Buying into a residential estate can be a great way of acquiring a safe and secure “dream home” for you and your family. Choose wisely and you also gain a valuable asset.
You can either buy an existing house in the estate or you can buy a vacant stand on a “plot-and-plan” or “buy-to-build” basis. The latter gives you both added flexibility and (again, if you choose wisely) greater value.
Just be aware upfront of the building clause in your contract – be sure that you will be able to develop your plot by whatever deadline is imposed on you. A recent High Court decision illustrates the risk and the financial cost of not complying.
Here’s yet another warning from our courts to take seriously the building deadlines commonly imposed on buyers of plots in residential estates. Failure to comply with them could expose you to heavy fines, recurring penalties and even the risk of losing your plot altogether.
- A Home Owners Association (HOA) imposed “double levy” penalties totalling R105k on the owners of a plot when they failed to start development before deadline.
- Taken to court, the owners challenged the validity of the penalties on a variety of technical and other grounds, but failed on every count.
- The end result is they must now pay the penalty levies, late payment penalties, and attorney-and-client legal costs for both the original magistrates’ court hearing and for the unsuccessful appeal to the High Court.
3 lessons for HOAs and buyers
The HOA’s victory in this case highlighted several important factors that both HOAs and buyers would do well to take note of –
- The HOA’s power to raise “recurring penalties” was upheld only because of the wording of its articles of association.

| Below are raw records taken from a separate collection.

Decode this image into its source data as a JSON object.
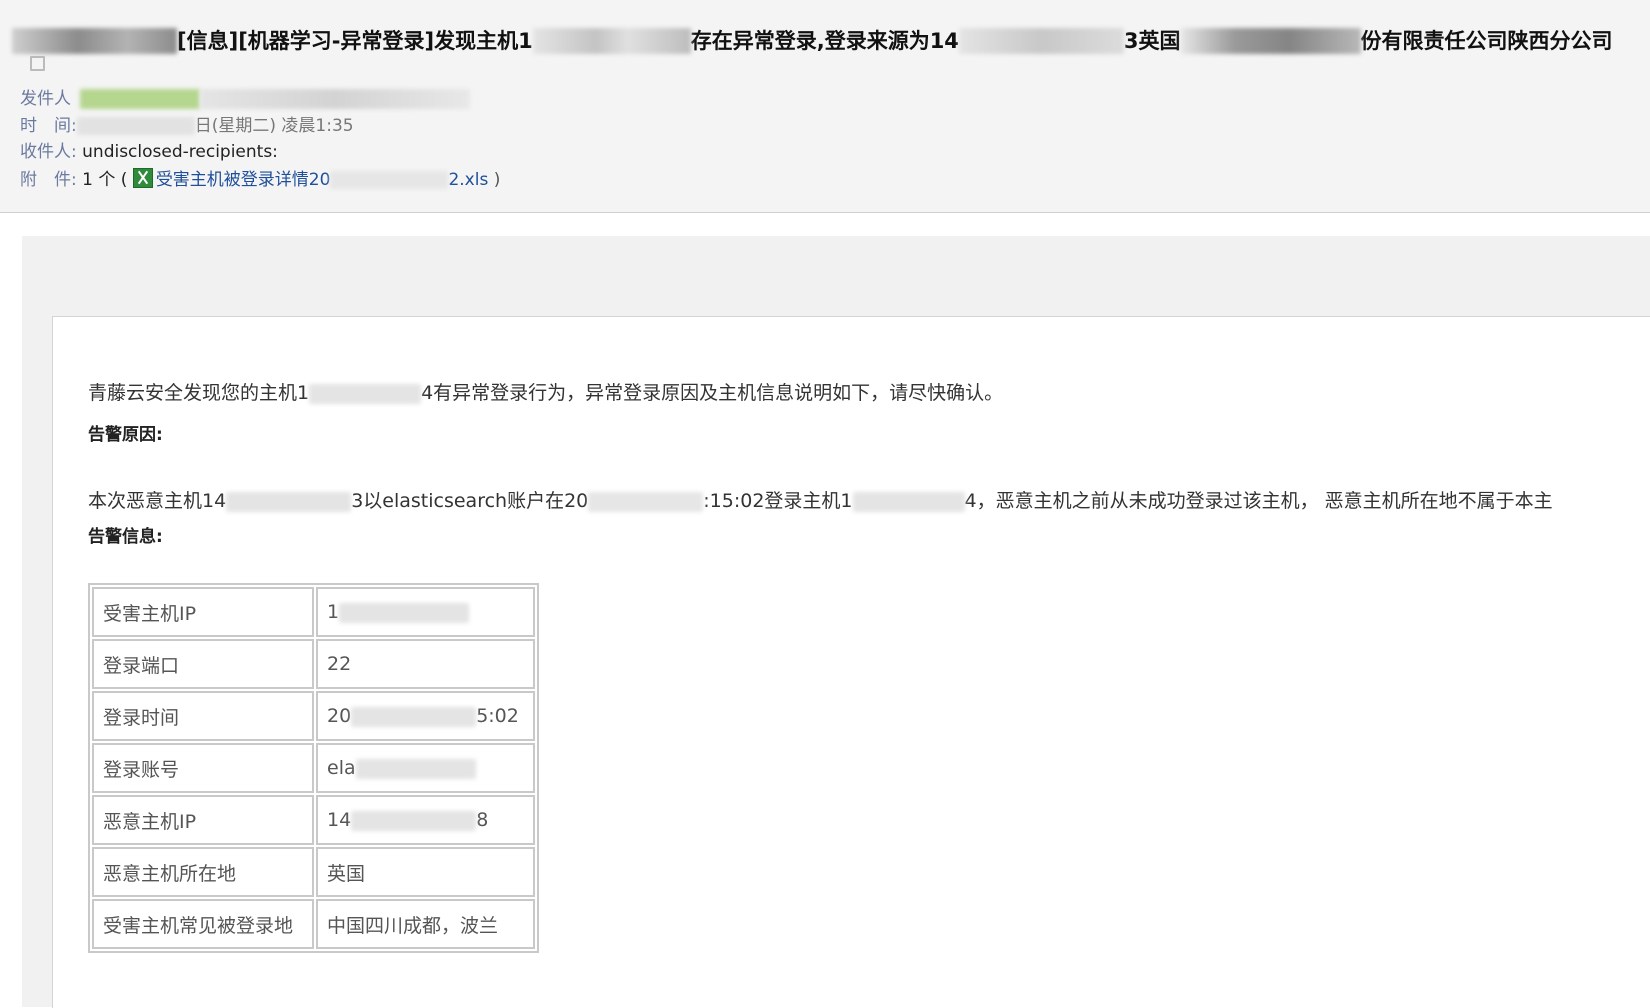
{
  "email": {
    "subject": {
      "part1": "[信息][机器学习-异常登录]发现主机1",
      "part2": "存在异常登录,登录来源为14",
      "part3": "3英国",
      "part4": "份有限责任公司陕西分公司"
    },
    "meta": {
      "from_label": "发件人",
      "time_label": "时　间:",
      "time_value": "日(星期二) 凌晨1:35",
      "to_label": "收件人:",
      "to_value": "undisclosed-recipients:",
      "attach_label": "附　件:",
      "attach_count": "1 个 (",
      "attach_file_prefix": "受害主机被登录详情20",
      "attach_file_suffix": "2.xls",
      "attach_close": ")",
      "attach_icon": "excel-file-icon"
    }
  },
  "alert": {
    "intro_prefix": "青藤云安全发现您的主机1",
    "intro_suffix": "4有异常登录行为，异常登录原因及主机信息说明如下，请尽快确认。",
    "reason_title": "告警原因:",
    "detail": {
      "p1": "本次恶意主机14",
      "p2": "3以elasticsearch账户在20",
      "p3": ":15:02登录主机1",
      "p4": "4，恶意主机之前从未成功登录过该主机，  恶意主机所在地不属于本主"
    },
    "info_title": "告警信息:",
    "table": [
      {
        "key": "受害主机IP",
        "value_prefix": "1",
        "value_suffix": ""
      },
      {
        "key": "登录端口",
        "value_prefix": "22",
        "value_suffix": ""
      },
      {
        "key": "登录时间",
        "value_prefix": "20",
        "value_suffix": "5:02"
      },
      {
        "key": "登录账号",
        "value_prefix": "ela",
        "value_suffix": ""
      },
      {
        "key": "恶意主机IP",
        "value_prefix": "14",
        "value_suffix": "8"
      },
      {
        "key": "恶意主机所在地",
        "value_prefix": "英国",
        "value_suffix": ""
      },
      {
        "key": "受害主机常见被登录地",
        "value_prefix": "中国四川成都，波兰",
        "value_suffix": ""
      }
    ]
  }
}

They specifically gave the HOA the power to “impose a system of fines or other penalties”. Had the wording only allowed “a fine”, its attempt to impose a recurring penalty would have been shot down (exactly that happened to another HOA in an earlier case).
- Penalties must be proportionate to the prejudice suffered by the HOA, but courts are unlikely to interfere unless “the penalty is unduly severe to an extent that it offends against one’s sense of justice and equity”. Here, the double-levy penalties were upheld because the “ongoing delay in developing their property in accordance with their obligation … prejudiced the underlying rights of other owners … to enjoyment of a fully developed estate.”
- The title deed gave the HOA the right to claim the plot back for breach of the building clause, but, held the Court, that right did not replace the right to claim penalties; it was an additional right available to it.
The bottom line for “buy to build” plot purchasers is this – make absolutely sure before buying that you will actually be able to build by deadline.